About Melina Druga:
I’m an author, freelance journalist, and history enthusiast. I have writing professionally for nearly 20 years, having begun my career at the turn-of-the-century as a newspaper reporter and copy editor, but I began writing fiction when I was a child. I blog on my website about history, the writing process, author interviews, and historical fiction book excerpts and reviews. I am particularly interested in the period 1890-1920 and how WW1 changed the lives of ordinary people.
I am the author of three nonfiction books, contributor to a fourth, with two books – one fiction and one nonfiction — launching in 2019.
My three published books are A Tale of Two Nations (available in five parts and as a complete edition), Enterprising Women: Practical Advice for First Time Entrepreneurs, and Enterprising Women: A Practical Guide to Staring Your First Business. I contributed to When Women Become Business Owners.
What inspires you to write?
I really enjoy Edith Wharton and the way she wrote about hypocrisy in the Gilded Age. The Gilded Age is one of the eras that I really love, and she lived through it and wrote about it first hand.
In addition, my motto is "educating and empowering through writing." I aim to teach while also entertaining.
Tell us about your writing process.
I complete extensive research and make copious notes. I write all rough drafts by hand. I enjoy the connection between writer and story. When I type my drafts, that's when I complete the first rewrite.
For Fiction Writers: Do you listen (or talk to) to your characters?
Not exactly, but I do strive to make characters real people in every sense of the word. My characters have both extensive biographies that covers details that don’t make it into my novels. For example, I know my characters grandparents and when those grandparents lived and died.
What advice would you give other writers?
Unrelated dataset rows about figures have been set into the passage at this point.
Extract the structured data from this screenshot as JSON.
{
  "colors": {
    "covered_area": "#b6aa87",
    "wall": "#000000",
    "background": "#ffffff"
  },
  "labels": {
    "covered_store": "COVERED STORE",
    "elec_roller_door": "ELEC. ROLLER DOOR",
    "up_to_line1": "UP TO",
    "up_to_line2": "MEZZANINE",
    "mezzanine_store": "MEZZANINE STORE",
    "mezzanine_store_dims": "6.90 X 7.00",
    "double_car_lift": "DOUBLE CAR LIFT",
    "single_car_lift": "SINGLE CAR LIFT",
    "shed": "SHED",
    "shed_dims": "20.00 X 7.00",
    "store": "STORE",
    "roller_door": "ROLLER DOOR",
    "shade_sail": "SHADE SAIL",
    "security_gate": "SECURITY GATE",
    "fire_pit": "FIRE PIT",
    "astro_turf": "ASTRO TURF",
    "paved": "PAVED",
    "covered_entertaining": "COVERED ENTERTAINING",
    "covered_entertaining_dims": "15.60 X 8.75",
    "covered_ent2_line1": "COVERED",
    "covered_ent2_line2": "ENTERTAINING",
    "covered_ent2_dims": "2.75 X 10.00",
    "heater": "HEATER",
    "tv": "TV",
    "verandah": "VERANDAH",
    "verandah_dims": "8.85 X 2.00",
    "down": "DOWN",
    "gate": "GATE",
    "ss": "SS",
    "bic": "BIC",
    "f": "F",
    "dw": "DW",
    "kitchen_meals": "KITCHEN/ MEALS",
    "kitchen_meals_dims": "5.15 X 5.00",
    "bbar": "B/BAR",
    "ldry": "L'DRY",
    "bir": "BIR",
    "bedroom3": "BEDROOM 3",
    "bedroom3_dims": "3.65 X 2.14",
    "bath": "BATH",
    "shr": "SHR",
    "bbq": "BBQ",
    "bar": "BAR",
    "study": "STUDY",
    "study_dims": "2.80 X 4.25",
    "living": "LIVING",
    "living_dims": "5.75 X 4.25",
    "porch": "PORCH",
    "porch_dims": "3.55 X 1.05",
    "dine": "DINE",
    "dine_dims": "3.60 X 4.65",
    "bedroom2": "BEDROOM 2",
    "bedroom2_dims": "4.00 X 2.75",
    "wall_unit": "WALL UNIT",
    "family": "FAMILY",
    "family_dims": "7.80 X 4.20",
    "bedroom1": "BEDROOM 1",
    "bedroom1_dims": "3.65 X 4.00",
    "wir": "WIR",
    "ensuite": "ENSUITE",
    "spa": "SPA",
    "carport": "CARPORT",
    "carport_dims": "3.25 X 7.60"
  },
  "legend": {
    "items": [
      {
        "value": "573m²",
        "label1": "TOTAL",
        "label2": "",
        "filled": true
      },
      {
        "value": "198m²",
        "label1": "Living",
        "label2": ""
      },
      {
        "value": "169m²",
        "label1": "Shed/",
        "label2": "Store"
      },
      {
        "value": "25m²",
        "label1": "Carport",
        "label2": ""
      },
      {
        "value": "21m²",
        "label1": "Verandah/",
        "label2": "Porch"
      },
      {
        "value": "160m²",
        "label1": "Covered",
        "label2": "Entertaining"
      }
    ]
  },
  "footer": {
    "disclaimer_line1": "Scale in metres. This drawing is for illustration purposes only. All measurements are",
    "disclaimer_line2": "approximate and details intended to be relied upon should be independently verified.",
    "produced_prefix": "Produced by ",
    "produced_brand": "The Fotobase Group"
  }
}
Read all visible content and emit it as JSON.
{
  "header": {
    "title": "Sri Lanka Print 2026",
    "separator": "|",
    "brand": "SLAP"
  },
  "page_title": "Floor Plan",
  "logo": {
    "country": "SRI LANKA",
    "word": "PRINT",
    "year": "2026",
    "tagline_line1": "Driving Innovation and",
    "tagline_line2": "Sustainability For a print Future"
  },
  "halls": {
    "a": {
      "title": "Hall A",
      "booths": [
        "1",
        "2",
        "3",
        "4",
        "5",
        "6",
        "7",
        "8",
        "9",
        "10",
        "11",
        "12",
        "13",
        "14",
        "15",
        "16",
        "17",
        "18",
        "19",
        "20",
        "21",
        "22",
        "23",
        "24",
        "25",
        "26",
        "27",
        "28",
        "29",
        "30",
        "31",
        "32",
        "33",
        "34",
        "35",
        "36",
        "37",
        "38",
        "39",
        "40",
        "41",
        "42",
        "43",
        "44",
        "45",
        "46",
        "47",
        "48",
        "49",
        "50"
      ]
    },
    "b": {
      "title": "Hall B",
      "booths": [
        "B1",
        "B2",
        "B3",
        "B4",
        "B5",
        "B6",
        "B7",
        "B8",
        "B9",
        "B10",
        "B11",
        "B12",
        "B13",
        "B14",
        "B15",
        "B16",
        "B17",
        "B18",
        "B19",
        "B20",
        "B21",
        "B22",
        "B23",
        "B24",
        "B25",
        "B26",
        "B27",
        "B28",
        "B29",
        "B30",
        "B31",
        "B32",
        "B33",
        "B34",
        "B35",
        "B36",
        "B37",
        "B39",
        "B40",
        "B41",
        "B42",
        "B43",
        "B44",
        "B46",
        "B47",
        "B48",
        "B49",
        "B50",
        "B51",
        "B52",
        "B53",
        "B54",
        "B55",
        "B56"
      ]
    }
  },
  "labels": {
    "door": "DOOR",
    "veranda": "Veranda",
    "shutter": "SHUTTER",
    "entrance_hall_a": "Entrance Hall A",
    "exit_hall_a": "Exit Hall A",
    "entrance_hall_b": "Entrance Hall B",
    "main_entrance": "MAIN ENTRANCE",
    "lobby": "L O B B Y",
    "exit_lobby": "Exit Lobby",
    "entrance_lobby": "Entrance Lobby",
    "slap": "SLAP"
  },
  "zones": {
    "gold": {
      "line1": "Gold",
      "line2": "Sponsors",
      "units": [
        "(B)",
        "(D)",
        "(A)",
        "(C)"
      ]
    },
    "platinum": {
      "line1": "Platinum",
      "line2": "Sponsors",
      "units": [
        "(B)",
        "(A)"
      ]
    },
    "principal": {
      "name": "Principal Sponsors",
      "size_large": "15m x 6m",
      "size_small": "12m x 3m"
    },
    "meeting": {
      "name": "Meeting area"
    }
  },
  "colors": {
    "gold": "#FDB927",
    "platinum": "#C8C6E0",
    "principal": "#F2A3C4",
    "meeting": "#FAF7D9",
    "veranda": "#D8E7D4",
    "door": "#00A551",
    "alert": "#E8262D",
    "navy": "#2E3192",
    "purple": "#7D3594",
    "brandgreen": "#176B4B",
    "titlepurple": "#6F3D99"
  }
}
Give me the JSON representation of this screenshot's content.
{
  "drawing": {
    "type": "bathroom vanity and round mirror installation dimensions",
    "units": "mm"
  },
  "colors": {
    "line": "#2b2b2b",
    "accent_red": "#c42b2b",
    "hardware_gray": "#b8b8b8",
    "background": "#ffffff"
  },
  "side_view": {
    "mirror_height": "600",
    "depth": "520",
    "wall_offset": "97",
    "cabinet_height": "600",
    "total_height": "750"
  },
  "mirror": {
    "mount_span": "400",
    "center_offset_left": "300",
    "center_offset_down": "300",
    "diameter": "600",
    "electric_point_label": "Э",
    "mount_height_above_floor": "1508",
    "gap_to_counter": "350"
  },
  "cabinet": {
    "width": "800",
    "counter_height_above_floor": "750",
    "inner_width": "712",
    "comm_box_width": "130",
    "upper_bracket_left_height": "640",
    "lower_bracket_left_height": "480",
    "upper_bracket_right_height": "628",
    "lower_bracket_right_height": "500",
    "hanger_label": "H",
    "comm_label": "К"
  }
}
My advice for new and aspiring authors is keep working at perfecting your craft. The more you write the better a writer you will become. Don’t bog your story down with details that don’t matter or are misplaced in the plotline. Don’t use dialogue tags other than “said.” Keep dialogue realistic. Avoid first person; it narrows your storytelling.
I see many grammatical, punctuation and style errors in indie books, so I would advise either learning these points on your own or using a professional copy editor or both.
How did you decide how to publish your books?
When I was in college, self publishing had a bad reputation. Even a decade ago, this was the case. So when I began the process of deciding how to publish, I tried going the traditional publishing route. I found this method to be very limiting because agents either weren’t open to new writers in my genre, didn’t represent my genre or required lengthy book proposals. I self published for the first time in 2013. At the time, I didn’t take it nearly as seriously as I could, but now I’m treating publishing as a business; exactly as I should be doing. I publish through my imprint Sun Up Press, and I’m learning marketing tricks and techniques.
What do you think about the future of book publishing?
I’m not sure what I think about the future. On one hand, self publishing has opened the door to so many talented authors, but on the other hand, many people publish without polishing their work or even writing multiple drafts, and the book’s quality suffers. Like any industry, it’s a mixed bag.
What do you use?: Professional Editor
What genres do you write?: nonfiction, historical fiction
What formats are your books in?: Both eBook and Print
All information in this post is presented “as is” supplied by the author. We don’t edit to allow you the reader to hear the author in their own voice.